MOs were dissolved in water with 0.02% phenol red. mRNA was synthesized in vitro. Template DNA was amplified by PCR from lpgat1 cording plasmid vector. Then mRNA was synthesized (mMESSAGE mMACHINE T7 kit; Invitrogen, MA, USA), poly(A) was added (Poly(A) tailing kit; Invitrogen), and purified (MEGAclear kit; Invitrogen). Two nl of 80 µM MO, or 80 µM MO and 100 ng/µl mRNA reagents were injected per embryo performed by manual injector and had been completed until 2 cell stage.

MO 1: AGGGAAATGTTGTTCTTACCTGTGT

MO 2: AAAAAATAGCAGACTTACCGTGCCC

Each of embryos injected with MOs were observed by time-lapse imaging for 72 h.

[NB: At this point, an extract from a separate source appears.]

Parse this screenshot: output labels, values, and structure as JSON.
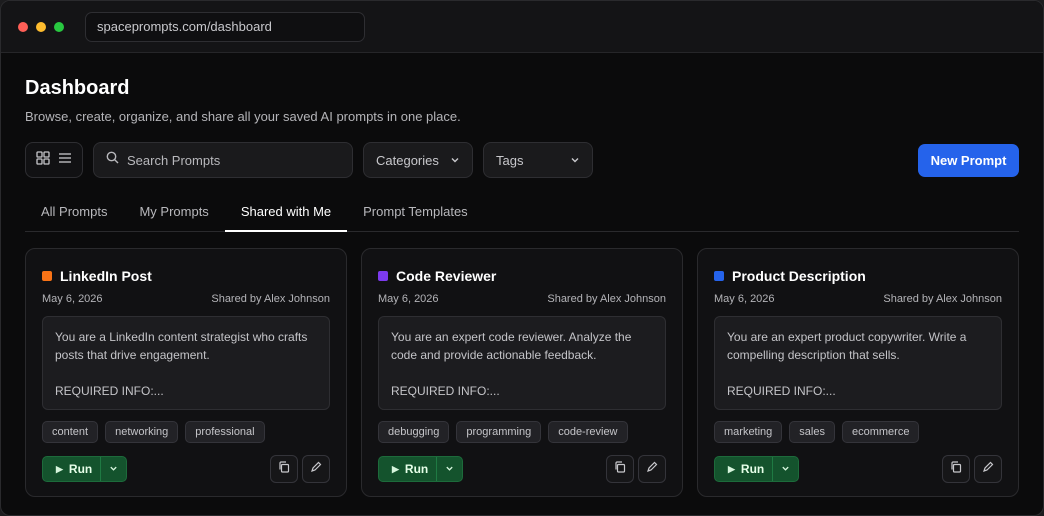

LC–MS/MS sample preparation

A zebrafish larva or sperm was placed in a 1.5-ml siliconized sample tube. Sperm collected in Hank’s buffer was centrifuged to make a pellet. The supernatant was removed. Then 70 µl of isopropanol, containing 1 µM dilauroyl (di12:0) phosphatidylcholine (PC), 1 µM di12:0 phosphatidylethanolamine (PE), 1 µM di8:0 phosphatidylinositol (PI), 1 µM di12:0 phosphatidylserine (PS), 100 nM phosphatidylglycerol (PG), and 100 nM phosphatidic acid (PA) for an internal standard, was added to the tube. The obtained mixture was sonicated for 10 min in an Ultrasonic bath (AS ONE, Osaka, Japan). After a centrifugation at 21,500 × g for 5 min at 4 °C, the supernatant was passed through a filter (0.2 µm pore size, 4 mm inner diameter; YMC, Kyoto, Japan), and 10 µl of the filtrate was analyzed by LC–MS/MS.

LC–MS/MS analysis

PLs were measured as previously reported²⁶ with some modifications. Samples were resolved by the ultra-performance liquid chromatography (UPLC) on a reverse-phase column (L-column 3 C18, particle size 2 µm, inner diameter 2.0 mm, length 100 mm; CERI, Tokyo, Japan) at 45 °C, and detected by ESI tandem quadrupole MS (Xevo TQ-XS; Waters, MA, USA). The flow rate was 0.3 ml/min in a binary gradient system using a mobile phase A (acetonitrile/water (3:2, vol/vol) containing 10 mM ammonium formate) and a mobile phase B (isopropanol/acetonitrile (9:1, vol/vol) containing 10 mM ammonium formate). The gradient steps were as follows: 0 min, 5% B; 0–2 min, 5% B; 2–26.4 min, linear gradient to 100% B; 26.4–36 min, 100% B; 36–36.1 min, linear gradient to 5% B; 36.1–40 min, 5% B. The ESI parameters were as follows: capillary voltage, 2.5 kV; sampling cone voltage, 30 V; desolvation temperature, 400 °C. Each PC species was detected by multiple reaction monitoring (MRM) mode by selecting the m/z ([M + H]⁺) of specific PC species at MS1 and the m/z 184.1 at MS2 and using the collision energy 30 eV. Each PE or PS species was detected by MRM mode by selecting the m/z ([M + H]⁺) of specific PE or PS species at MS1 and the m/z ([M-OH]⁺) of specific diacylglycerol (DG) fragments at MS2 and using the collision energy 26 eV of 30 eV, respectively. Each PI, PG, or PA was detected by MRM mode by selecting the m/z ([M + NH₄]⁺) of specific PI, PG, or PA species at MS1 and the m/z ([M-OH]⁺) of specific DG fragments at MS2 and using the collision energy 19 eV. Each DG was detected by MRM mode by selecting the m/z ([M + NH₄]⁺) of specific DG species at MS1 and the m/z ([M-OH]⁺) of specific monoacylglycerol fragments at MS2 and using the collision energy 10 eV. Data analysis and quantification were performed using MassLynx software and TargetLynx software (Waters).

Statistical analysis

Unpaired t-tests were used to compare two groups. Multiple comparisons were performed with Bonferroni’s or Holm’s multiple comparison tests depending on the combinations of comparisons, after two-way ANOVA. All analyses were done with GraphPad Prism 7 for Mac OS software (GraphPad Software, Inc., CA, USA) and Microsoft Excel software (Microsoft, Redmond, WA, USA).